Tras una breve escala en Bande Amir, el único lago en Afganistán, llegué a Bamian de noche. Después de las 9pm, cualquier ciudad afgana se transforma en un pueblo fantasma. Frente a la pregunta de “¿dónde hay un teléfono?” (Tenia que llamar a Justin) la policía local dijo: “Quizás los neocelandeses tengan uno”. Me subieron a su jeep y aceleramos rumbo a la base de las tropas neocelandesas en Bamian. El haz de luces del jeep detenido cayo sobre el cartel que decía: “Kiwi base” y que parecía señalizar más un balneario que una base militar. El milico barbudo pulsó en vano el disco plástico en el centro del volante: la bocina no funcionaba. Hay que decir que desde el vamos la idea de golpear las puertas del cuartel de las ISAF para pedir un teléfono me parecía descabellada, y que solo me deje embarcar en tal misión con el fin de explorar sus pintorescas consecuencias. Cansado de pelear con la bocina muda el policía salió y se anunció a los gritos, y en dari. El joven soldado neocelandés de guardia no entendía claramente una palabra en dari, y comenzaba a ponerse nervioso a medida que avanzaba con su ametralladora cada vez más lista, con el dedo visiblemente junto al gatillo. Para evitar un tiroteo, me bajé del jeep y le hablé en inglés al pobre soldado, que no tendría más de 21 años y agradeció a todos los cielos que yo hablara inglés. Pero dicho y hecho, pasar a hacer una llamada era imposible.
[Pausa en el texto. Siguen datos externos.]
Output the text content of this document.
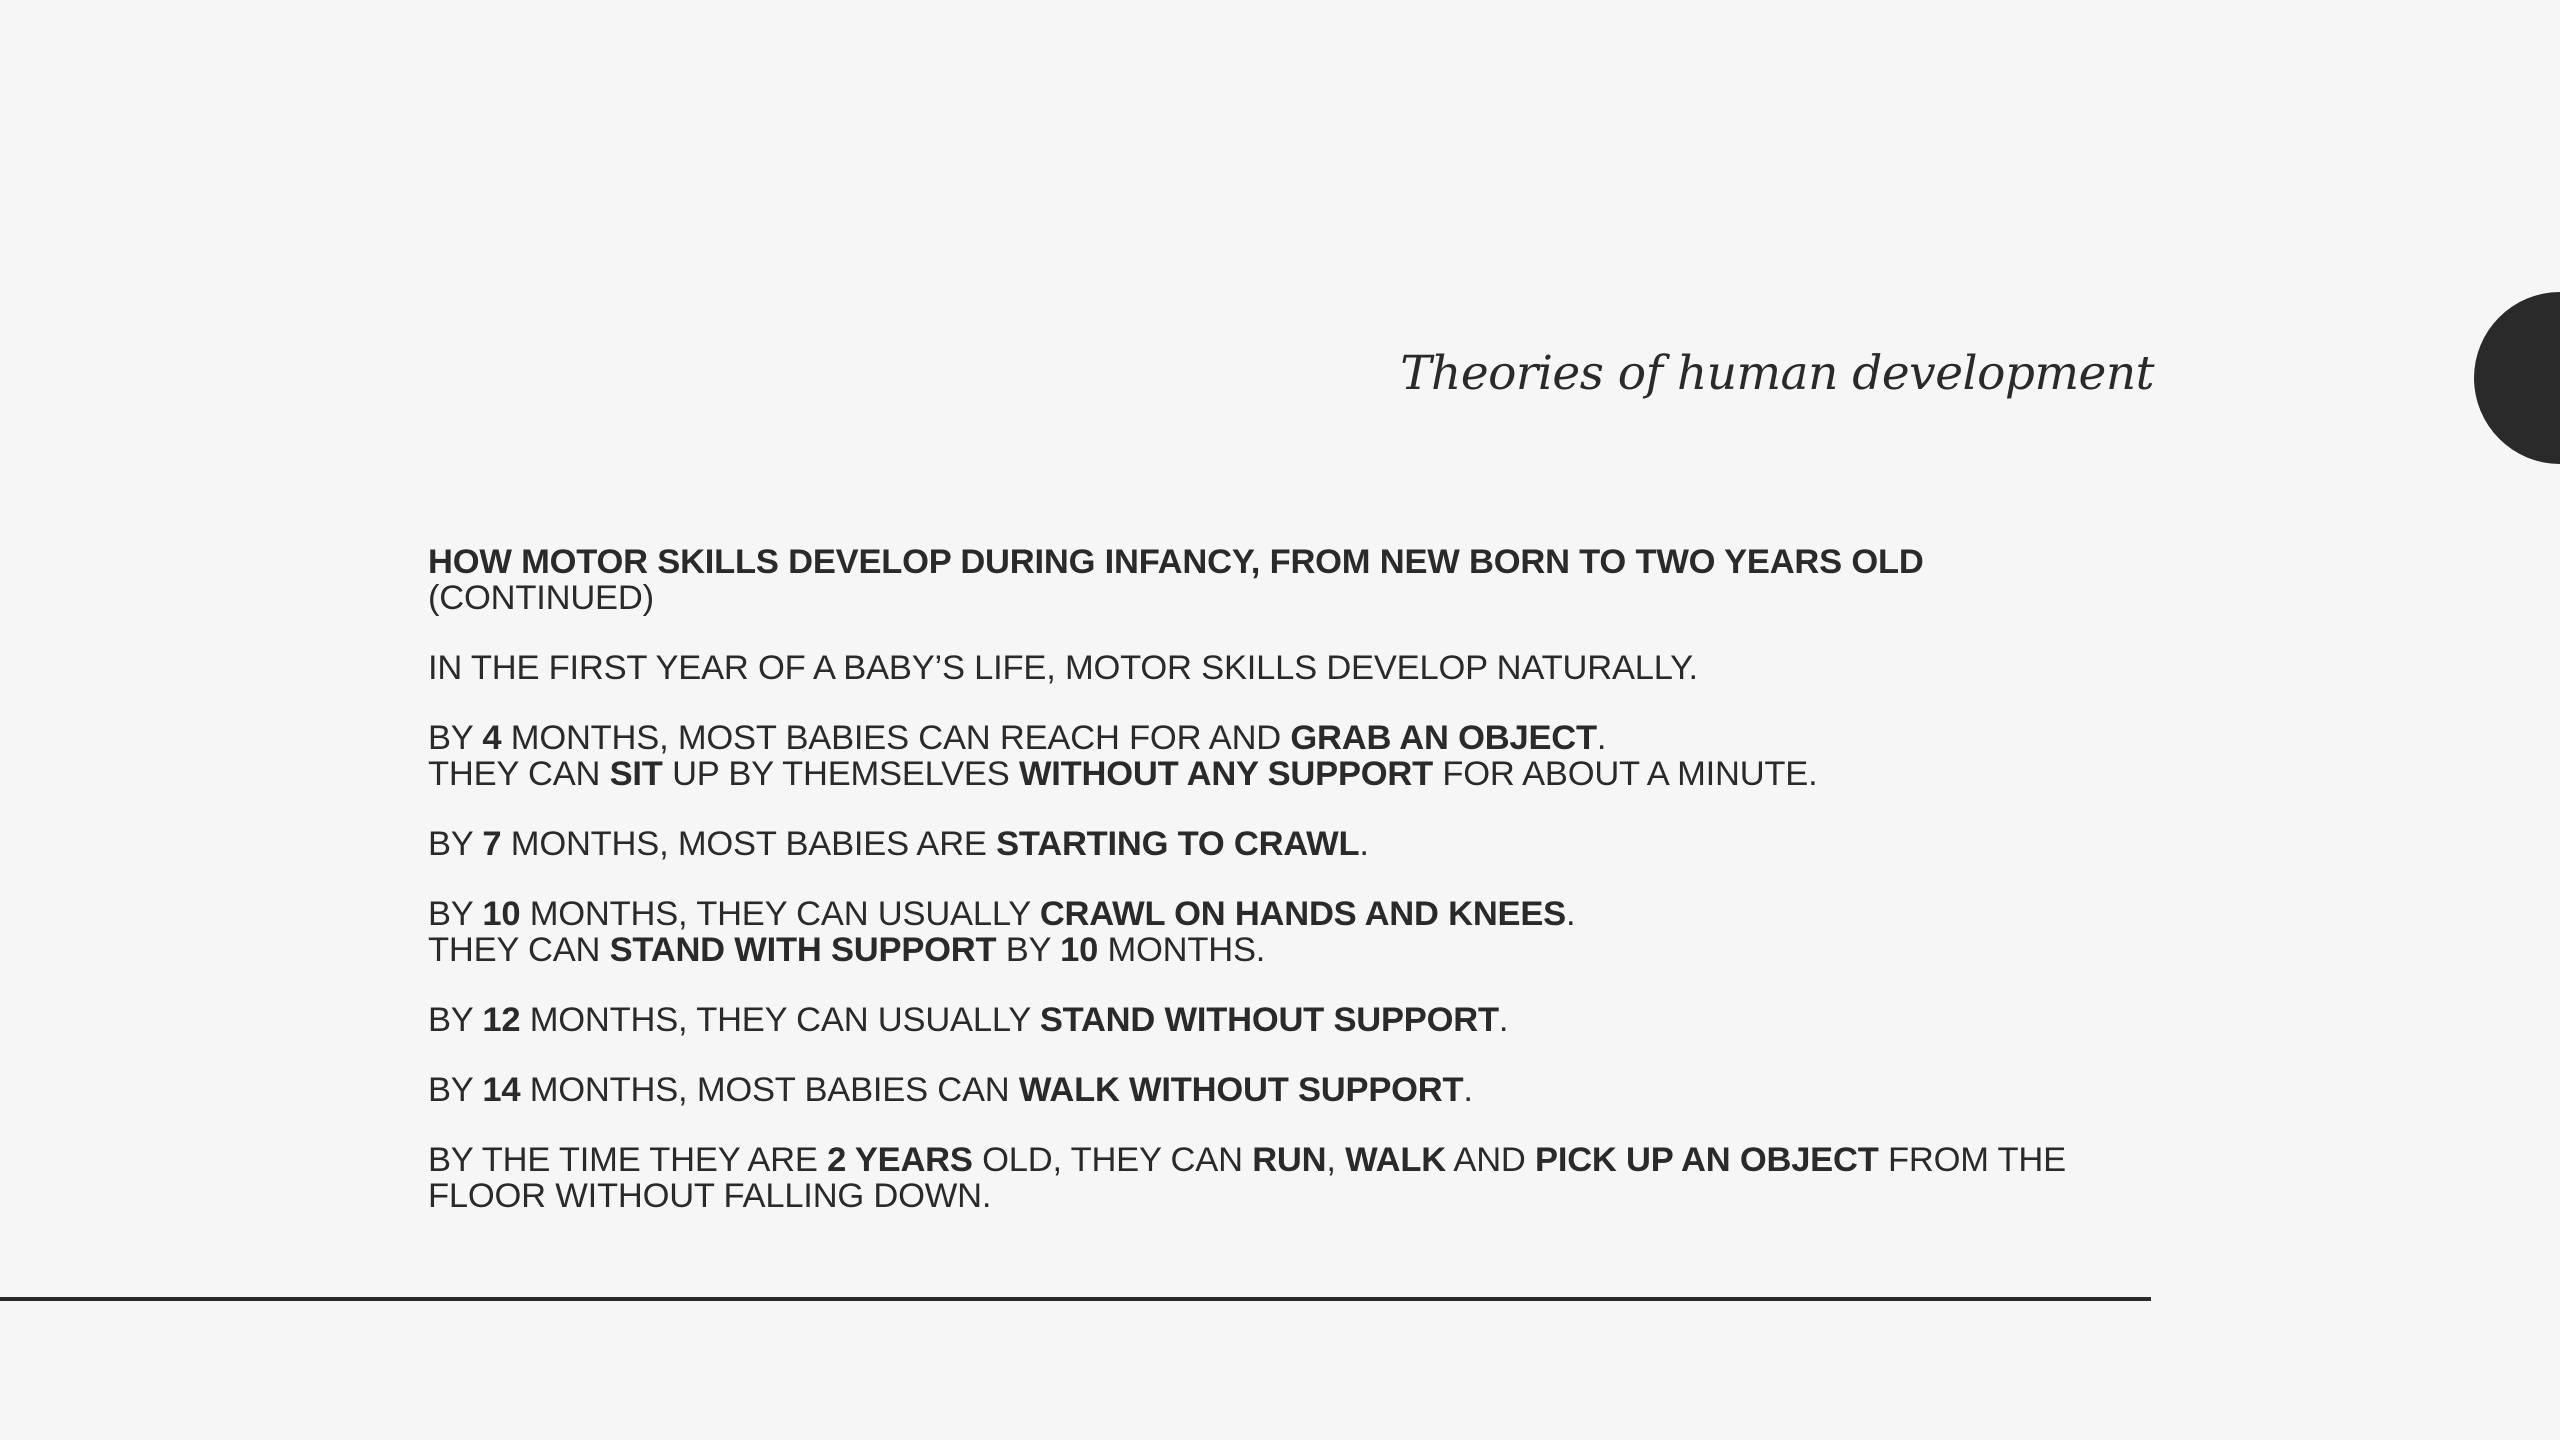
Theories of human development

HOW MOTOR SKILLS DEVELOP DURING INFANCY, FROM NEW BORN TO TWO YEARS OLD
(CONTINUED)

IN THE FIRST YEAR OF A BABY’S LIFE, MOTOR SKILLS DEVELOP NATURALLY.

BY 4 MONTHS, MOST BABIES CAN REACH FOR AND GRAB AN OBJECT.
THEY CAN SIT UP BY THEMSELVES WITHOUT ANY SUPPORT FOR ABOUT A MINUTE.

BY 7 MONTHS, MOST BABIES ARE STARTING TO CRAWL.

BY 10 MONTHS, THEY CAN USUALLY CRAWL ON HANDS AND KNEES.
THEY CAN STAND WITH SUPPORT BY 10 MONTHS.

BY 12 MONTHS, THEY CAN USUALLY STAND WITHOUT SUPPORT.

BY 14 MONTHS, MOST BABIES CAN WALK WITHOUT SUPPORT.

BY THE TIME THEY ARE 2 YEARS OLD, THEY CAN RUN, WALK AND PICK UP AN OBJECT FROM THE FLOOR WITHOUT FALLING DOWN.
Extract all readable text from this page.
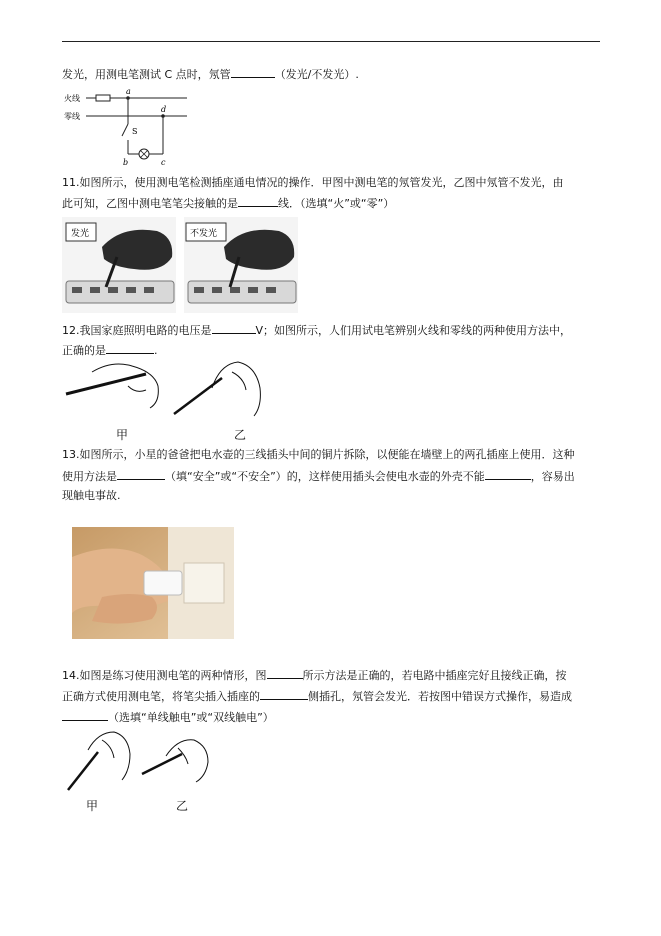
发光，用测电笔测试 C 点时，氖管	（发光/不发光）.
火线
零线
a
d
S
b	c
11.如图所示，使用测电笔检测插座通电情况的操作．甲图中测电笔的氖管发光，乙图中氖管不发光，由
此可知，乙图中测电笔笔尖接触的是	线．（选填“火”或“零”）
发光	不发光
12.我国家庭照明电路的电压是	V；如图所示，人们用试电笔辨别火线和零线的两种使用方法中，
正确的是	.
甲	乙
13.如图所示，小星的爸爸把电水壶的三线插头中间的铜片拆除，以便能在墙壁上的两孔插座上使用．这种
使用方法是	（填“安全”或“不安全”）的，这样使用插头会使电水壶的外壳不能	，容易出
现触电事故.
14.如图是练习使用测电笔的两种情形，图	所示方法是正确的，若电路中插座完好且接线正确，按
正确方式使用测电笔，将笔尖插入插座的	侧插孔，氖管会发光．若按图中错误方式操作，易造成
（选填“单线触电”或“双线触电”）
甲	乙
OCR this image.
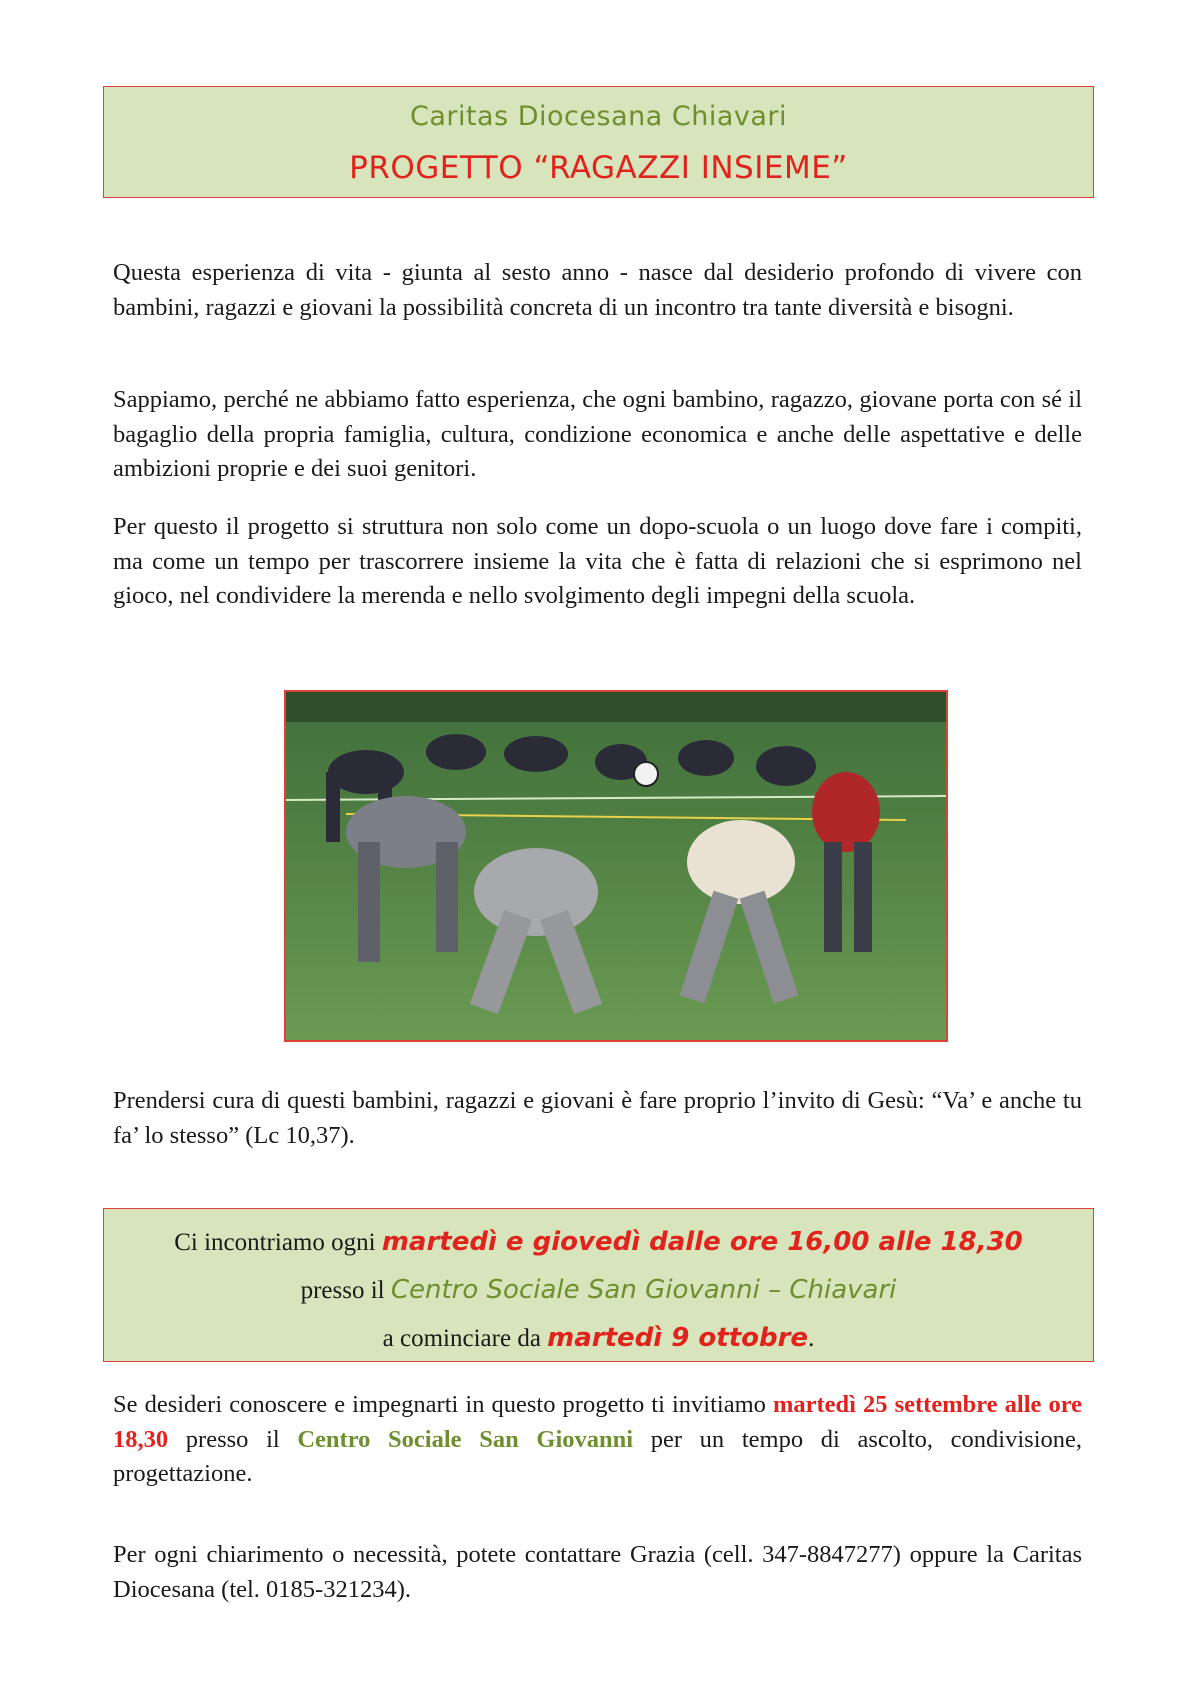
Caritas Diocesana Chiavari
PROGETTO “RAGAZZI INSIEME”

Questa esperienza di vita - giunta al sesto anno - nasce dal desiderio profondo di vivere con bambini, ragazzi e giovani la possibilità concreta di un incontro tra tante diversità e bisogni.

Sappiamo, perché ne abbiamo fatto esperienza, che ogni bambino, ragazzo, giovane porta con sé il bagaglio della propria famiglia, cultura, condizione economica e anche delle aspettative e delle ambizioni proprie e dei suoi genitori.

Per questo il progetto si struttura non solo come un dopo-scuola o un luogo dove fare i compiti, ma come un tempo per trascorrere insieme la vita che è fatta di relazioni che si esprimono nel gioco, nel condividere la merenda e nello svolgimento degli impegni della scuola.

Prendersi cura di questi bambini, ragazzi e giovani è fare proprio l’invito di Gesù: “Va’ e anche tu fa’ lo stesso” (Lc 10,37).

Ci incontriamo ogni martedì e giovedì dalle ore 16,00 alle 18,30
presso il Centro Sociale San Giovanni – Chiavari
a cominciare da martedì 9 ottobre.

Se desideri conoscere e impegnarti in questo progetto ti invitiamo martedì 25 settembre alle ore 18,30 presso il Centro Sociale San Giovanni per un tempo di ascolto, condivisione, progettazione.

Per ogni chiarimento o necessità, potete contattare Grazia (cell. 347-8847277) oppure la Caritas Diocesana (tel. 0185-321234).
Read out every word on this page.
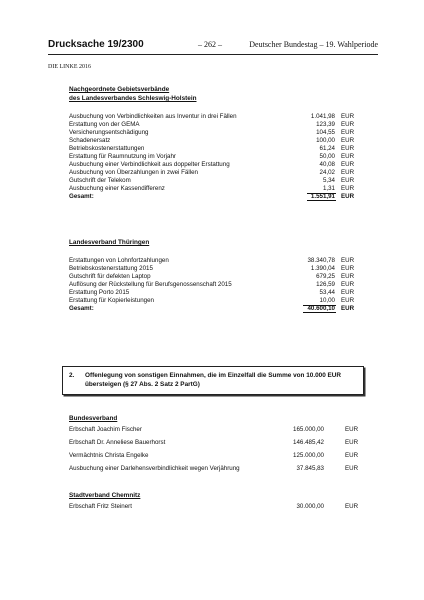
Drucksache 19/2300	– 262 –	Deutscher Bundestag – 19. Wahlperiode
DIE LINKE 2016
Nachgeordnete Gebietsverbände
des Landesverbandes Schleswig-Holstein
Ausbuchung von Verbindlichkeiten aus Inventur in drei Fällen	1.041,98 EUR
Erstattung von der GEMA	123,39 EUR
Versicherungsentschädigung	104,55 EUR
Schadenersatz	100,00 EUR
Betriebskostenerstattungen	61,24 EUR
Erstattung für Raumnutzung im Vorjahr	50,00 EUR
Ausbuchung einer Verbindlichkeit aus doppelter Erstattung	40,08 EUR
Ausbuchung von Überzahlungen in zwei Fällen	24,02 EUR
Gutschrift der Telekom	5,34 EUR
Ausbuchung einer Kassendifferenz	1,31 EUR
Gesamt:	1.551,91 EUR
Landesverband Thüringen
Erstattungen von Lohnfortzahlungen	38.340,78 EUR
Betriebskostenerstattung 2015	1.390,04 EUR
Gutschrift für defekten Laptop	679,25 EUR
Auflösung der Rückstellung für Berufsgenossenschaft 2015	126,59 EUR
Erstattung Porto 2015	53,44 EUR
Erstattung für Kopierleistungen	10,00 EUR
Gesamt:	40.600,10 EUR
2. Offenlegung von sonstigen Einnahmen, die im Einzelfall die Summe von 10.000 EUR übersteigen (§ 27 Abs. 2 Satz 2 PartG)
Bundesverband
Erbschaft Joachim Fischer	165.000,00	EUR
Erbschaft Dr. Anneliese Bauerhorst	146.485,42	EUR
Vermächtnis Christa Engelke	125.000,00	EUR
Ausbuchung einer Darlehensverbindlichkeit wegen Verjährung	37.845,83	EUR
Stadtverband Chemnitz
Erbschaft Fritz Steinert	30.000,00	EUR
De regreso los policías afganos se pusieron a cantar mientras conducían el jeep. En el frenesí que causa todo estribillo perdieron el control del vehiculo, que terminó contra una hilera de árboles, con ambas ruedas derechas presas de una acequia. Les agradecí por su ayuda profesional. No parecieron notar mi partida, estaban ocupados jugando a pegarse patadas los unos a los otros. Llamaría a Justin por la mañana. Los carteros también precisan dormir.